曌儿哪还听得进话?巴掌大的小脸早埋进碗沿,鼻子几乎蹭着饭粒,腮帮子鼓鼓囊囊,吃得眼角都泛起水光——
爹做的饭,比中午街上买回来的强出十倍不止!
她原以为那顿已算登峰造极,谁料这才是真正压箱底的绝活!
别看她人小,干饭速度却快得惊人,三口两口就扫掉半碗。
朱棣不甘示弱,筷子翻飞如影,碗底刮得锃亮。
待桌上只剩最后一块排骨时,爷孙俩的目光齐刷刷钉了上去。
可曌儿握的是勺子,哪拼得过朱棣那双使惯了刀剑、稳准狠的筷子?
朱棣刚夹起排骨,筷子悬在半空,却猝不及防撞上曌儿湿漉漉的眼神——小脸皱着,嘴巴微扁,眼眶都快沁出水来。

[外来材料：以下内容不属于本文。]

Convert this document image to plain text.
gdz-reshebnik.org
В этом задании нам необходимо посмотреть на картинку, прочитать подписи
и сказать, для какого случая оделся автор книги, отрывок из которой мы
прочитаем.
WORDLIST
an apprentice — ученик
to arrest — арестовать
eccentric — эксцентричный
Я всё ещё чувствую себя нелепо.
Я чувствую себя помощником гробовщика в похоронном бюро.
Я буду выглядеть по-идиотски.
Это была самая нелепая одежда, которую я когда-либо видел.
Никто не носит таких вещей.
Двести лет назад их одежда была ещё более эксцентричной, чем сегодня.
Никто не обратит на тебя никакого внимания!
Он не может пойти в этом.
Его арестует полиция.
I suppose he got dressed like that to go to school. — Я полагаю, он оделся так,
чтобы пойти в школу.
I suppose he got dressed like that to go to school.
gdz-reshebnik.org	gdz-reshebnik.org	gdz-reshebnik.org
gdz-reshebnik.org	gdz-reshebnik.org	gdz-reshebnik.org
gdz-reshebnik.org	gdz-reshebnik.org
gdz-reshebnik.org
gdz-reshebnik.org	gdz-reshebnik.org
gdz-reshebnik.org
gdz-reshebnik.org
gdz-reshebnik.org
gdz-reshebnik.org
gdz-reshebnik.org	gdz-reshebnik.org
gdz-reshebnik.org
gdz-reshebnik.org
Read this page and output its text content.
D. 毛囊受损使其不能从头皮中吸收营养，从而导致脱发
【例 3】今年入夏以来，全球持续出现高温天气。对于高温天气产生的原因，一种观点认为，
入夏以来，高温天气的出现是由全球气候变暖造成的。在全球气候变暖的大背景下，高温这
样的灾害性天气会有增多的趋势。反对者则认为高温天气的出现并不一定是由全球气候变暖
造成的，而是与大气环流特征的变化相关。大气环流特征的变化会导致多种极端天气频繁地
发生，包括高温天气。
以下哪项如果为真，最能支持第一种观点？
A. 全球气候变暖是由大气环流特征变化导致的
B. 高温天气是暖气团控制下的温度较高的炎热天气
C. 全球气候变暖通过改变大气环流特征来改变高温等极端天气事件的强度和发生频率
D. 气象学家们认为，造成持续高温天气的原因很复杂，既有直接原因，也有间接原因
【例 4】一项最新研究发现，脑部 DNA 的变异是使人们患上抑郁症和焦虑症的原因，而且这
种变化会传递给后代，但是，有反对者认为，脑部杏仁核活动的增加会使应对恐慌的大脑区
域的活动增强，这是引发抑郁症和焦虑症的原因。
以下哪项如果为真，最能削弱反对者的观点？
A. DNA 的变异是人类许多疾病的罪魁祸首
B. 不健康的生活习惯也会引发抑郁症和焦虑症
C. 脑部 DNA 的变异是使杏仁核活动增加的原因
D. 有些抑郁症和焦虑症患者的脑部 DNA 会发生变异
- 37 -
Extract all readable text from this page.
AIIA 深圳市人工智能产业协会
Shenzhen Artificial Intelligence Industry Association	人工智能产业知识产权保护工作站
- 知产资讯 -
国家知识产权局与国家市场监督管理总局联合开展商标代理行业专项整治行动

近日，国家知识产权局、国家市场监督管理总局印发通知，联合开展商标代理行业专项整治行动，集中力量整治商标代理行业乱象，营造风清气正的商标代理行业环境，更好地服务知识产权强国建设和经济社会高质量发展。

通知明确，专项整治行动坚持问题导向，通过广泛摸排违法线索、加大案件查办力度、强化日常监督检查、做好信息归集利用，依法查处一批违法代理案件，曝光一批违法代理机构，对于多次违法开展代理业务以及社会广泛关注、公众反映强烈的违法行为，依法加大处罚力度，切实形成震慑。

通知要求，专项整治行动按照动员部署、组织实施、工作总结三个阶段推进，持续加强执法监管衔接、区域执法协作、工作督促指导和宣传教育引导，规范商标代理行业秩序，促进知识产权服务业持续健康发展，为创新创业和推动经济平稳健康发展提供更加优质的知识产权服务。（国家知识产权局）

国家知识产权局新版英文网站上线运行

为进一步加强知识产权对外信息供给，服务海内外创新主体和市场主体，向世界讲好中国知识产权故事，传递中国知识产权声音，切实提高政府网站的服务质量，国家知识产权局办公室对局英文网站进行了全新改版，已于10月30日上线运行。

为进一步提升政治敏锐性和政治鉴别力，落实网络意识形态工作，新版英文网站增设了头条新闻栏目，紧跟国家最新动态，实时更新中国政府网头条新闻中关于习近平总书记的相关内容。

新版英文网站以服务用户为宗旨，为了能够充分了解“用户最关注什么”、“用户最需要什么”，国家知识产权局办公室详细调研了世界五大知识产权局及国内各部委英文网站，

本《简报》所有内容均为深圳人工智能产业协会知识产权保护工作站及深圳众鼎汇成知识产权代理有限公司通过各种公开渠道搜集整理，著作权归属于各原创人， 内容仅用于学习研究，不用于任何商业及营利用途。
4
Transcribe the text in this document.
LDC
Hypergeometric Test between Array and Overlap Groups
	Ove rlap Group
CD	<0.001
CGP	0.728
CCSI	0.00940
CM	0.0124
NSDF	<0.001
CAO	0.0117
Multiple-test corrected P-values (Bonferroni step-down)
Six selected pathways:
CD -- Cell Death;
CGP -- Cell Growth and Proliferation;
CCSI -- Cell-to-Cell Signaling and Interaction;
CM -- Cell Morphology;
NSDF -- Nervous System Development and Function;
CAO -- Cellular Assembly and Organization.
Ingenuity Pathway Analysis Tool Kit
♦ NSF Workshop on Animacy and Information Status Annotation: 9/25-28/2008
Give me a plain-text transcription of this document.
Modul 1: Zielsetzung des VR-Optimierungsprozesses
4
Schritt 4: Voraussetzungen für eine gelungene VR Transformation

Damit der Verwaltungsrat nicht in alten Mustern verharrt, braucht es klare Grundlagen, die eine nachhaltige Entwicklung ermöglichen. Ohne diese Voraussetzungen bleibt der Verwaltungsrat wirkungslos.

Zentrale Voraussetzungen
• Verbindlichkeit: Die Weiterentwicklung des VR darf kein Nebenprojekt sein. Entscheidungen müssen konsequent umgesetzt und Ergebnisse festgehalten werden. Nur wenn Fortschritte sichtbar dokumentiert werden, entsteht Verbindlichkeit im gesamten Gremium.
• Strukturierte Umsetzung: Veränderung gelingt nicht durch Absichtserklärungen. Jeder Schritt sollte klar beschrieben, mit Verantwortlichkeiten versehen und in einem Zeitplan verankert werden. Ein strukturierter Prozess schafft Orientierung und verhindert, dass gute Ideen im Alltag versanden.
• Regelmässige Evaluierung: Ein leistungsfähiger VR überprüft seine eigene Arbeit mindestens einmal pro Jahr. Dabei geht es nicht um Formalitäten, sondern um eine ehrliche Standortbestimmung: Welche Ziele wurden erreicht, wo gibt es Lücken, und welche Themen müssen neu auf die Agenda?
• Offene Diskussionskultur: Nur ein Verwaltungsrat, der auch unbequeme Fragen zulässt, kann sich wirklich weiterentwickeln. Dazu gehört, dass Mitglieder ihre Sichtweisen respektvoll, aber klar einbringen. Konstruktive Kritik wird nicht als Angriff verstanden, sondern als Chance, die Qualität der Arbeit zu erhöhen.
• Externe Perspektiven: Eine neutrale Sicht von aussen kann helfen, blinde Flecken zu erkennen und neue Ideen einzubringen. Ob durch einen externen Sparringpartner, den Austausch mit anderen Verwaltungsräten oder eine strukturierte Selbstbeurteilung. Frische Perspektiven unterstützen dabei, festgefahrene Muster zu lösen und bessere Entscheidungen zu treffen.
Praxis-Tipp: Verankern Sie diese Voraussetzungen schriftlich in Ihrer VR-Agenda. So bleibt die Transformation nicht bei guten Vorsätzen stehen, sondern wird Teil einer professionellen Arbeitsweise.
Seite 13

他心头一软,硬生生把排骨从自己嘴边撤回,轻轻放进她碗里:“给曌儿吃,爷爷饱了。”
曌儿顿时眼睛一亮,勺子一翻,那块宝贝疙瘩“啪”地滑进嘴里,细细咂摸,舍不得咽。
朱高爔接过她空了大半的碗,盛了小半碗清亮澄澈的紫菜蛋花汤,搁在她手边:“吃完喝口汤,顺顺食。”
曌儿乖乖捧起碗,“咕咚咕咚”一饮而尽,末了仰起小脸,“嗝——”一声响亮饱嗝震得满桌人都笑了。
她立马捂住嘴,耳尖通红,脑袋恨不得埋进碗底。
朱高爔低笑一声,抬袖替她轻轻抹去嘴角油星。
光是看着她狼吞虎咽的样子,他心底就像被暖阳晒透的棉絮,蓬松柔软,止不住地发烫。
朱棣与徐皇后悄然对视一眼,皆从对方眼里读出惊愕——
朱高爔向来有重度洁癖,一年四季白衣如雪,衣角沾灰都皱眉,更别说用自个儿袖子给人擦嘴。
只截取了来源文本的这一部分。